Cloudera DataFlow Functions allows you to deploy NiFi flows not only as long running auto scaling Kubernetes clusters but also as functions on cloud providers’ serverless compute services including AWS Lambda, Azure Functions, and Google Cloud Functions. Cloudera DataFlow Functions targets use cases that do not require always running NiFi flows, enables developers to focus more on business logic and less on operational management, and establishes a true pay for value model with a serverless architecture.

Central monitoring dashboard and KPIs

You can monitor your flow deployments across environments and cloud providers on a single dashboard. You can track important flow performance metrics by defining KPI alerts for your flow deployments.

Universal connectivity

You can connect to any data source or target using NiFi's rich processor library, including on-premise data sources, cloud data storage, cloud data warehouses, log data sources, cloud data analytics services, or cloud business process services.

Role-based access control

You can control which users are entitled to perform actions like enabling the data service, creating new flow deployments or new drafts by assigning predefined roles like Flow Administrator, Flow Developer or Flow User to individual Cloudera users or groups. By creating Projects and assigning resources to them, you can further restrict access to a subset of resources to Cloudera users or groups.

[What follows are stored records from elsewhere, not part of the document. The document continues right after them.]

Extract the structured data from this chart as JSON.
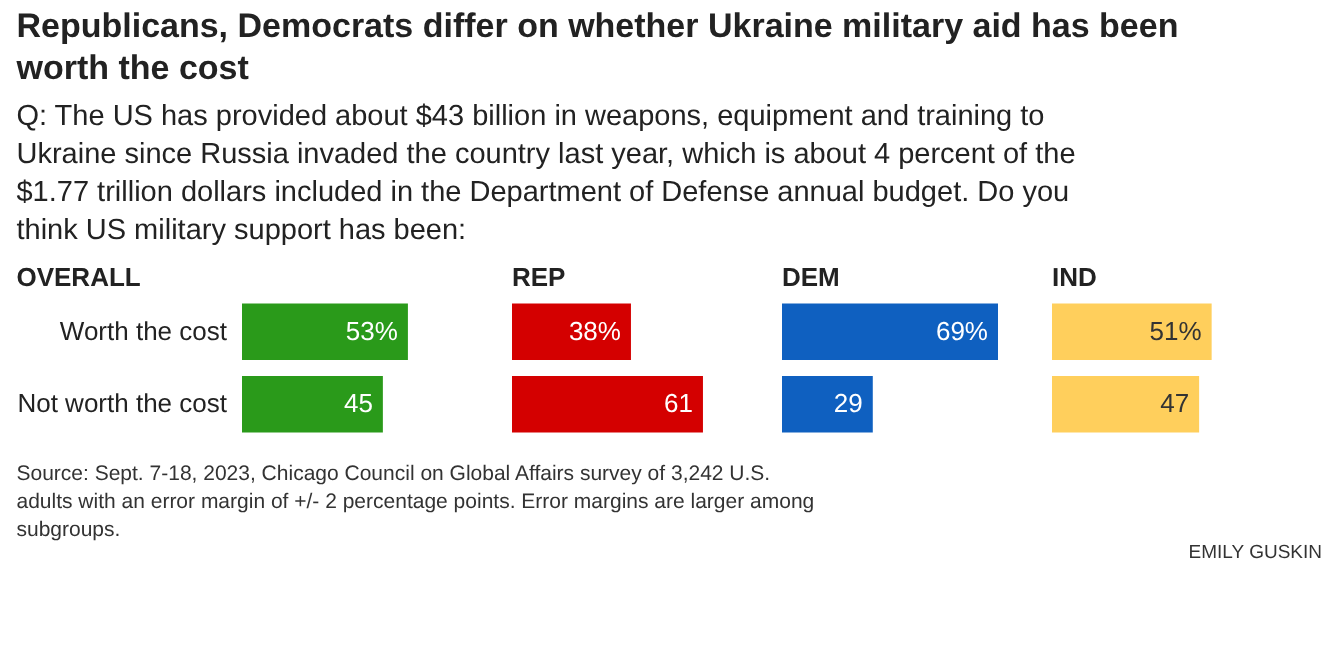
{
  "chart_data": [
    {
      "type": "bar",
      "orientation": "horizontal",
      "title": "OVERALL",
      "categories": [
        "Worth the cost",
        "Not worth the cost"
      ],
      "values": [
        53,
        45
      ],
      "color": "#2a9a1a",
      "value_labels": [
        "53%",
        "45"
      ],
      "tick_labels": "y",
      "annotations": [
        "Republicans, Democrats differ on whether Ukraine military aid has been worth the cost",
        "Q: The US has provided about $43 billion in weapons, equipment and training to Ukraine since Russia invaded the country last year, which is about 4 percent of the $1.77 trillion dollars included in the Department of Defense annual budget. Do you think US military support has been:",
        "Source: Sept. 7-18, 2023, Chicago Council on Global Affairs survey of 3,242 U.S. adults with an error margin of +/- 2 percentage points. Error margins are larger among subgroups.",
        "EMILY GUSKIN"
      ]
    },
    {
      "type": "bar",
      "orientation": "horizontal",
      "title": "REP",
      "categories": [
        null,
        null
      ],
      "values": [
        38,
        61
      ],
      "color": "#d40000",
      "value_labels": [
        "38%",
        "61"
      ],
      "tick_labels": false
    },
    {
      "type": "bar",
      "orientation": "horizontal",
      "title": "DEM",
      "categories": [
        null,
        null
      ],
      "values": [
        69,
        29
      ],
      "color": "#0f60c0",
      "value_labels": [
        "69%",
        "29"
      ],
      "tick_labels": false
    },
    {
      "type": "bar",
      "orientation": "horizontal",
      "title": "IND",
      "categories": [
        null,
        null
      ],
      "values": [
        51,
        47
      ],
      "color": "#ffcf5c",
      "value_labels": [
        "51%",
        "47"
      ],
      "tick_labels": false
    }
  ]
}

Secure inbound connections

You can easily provision secure, stable, and scalable endpoints, making it easy for any application to send data to flow deployments.

Parameter groups

You can create groups of parameters and share them between data flows. Parameter groups allow you to centrally manage, share and reuse common parameters that your data flows depend on. When developing new data flows or deploying existing data flows to production, developers and administrators alike can re-use these common parameters for a simplified development and deployment experience.

Continuous integration (CI) / Continuous deployment (CD)

The Cloudera DataFlow service is built with automation in mind. Any action that is performed on the UI can be turned into a CLI statement for automation. Deploying a new NiFi flow is as easy as executing a single CLI command.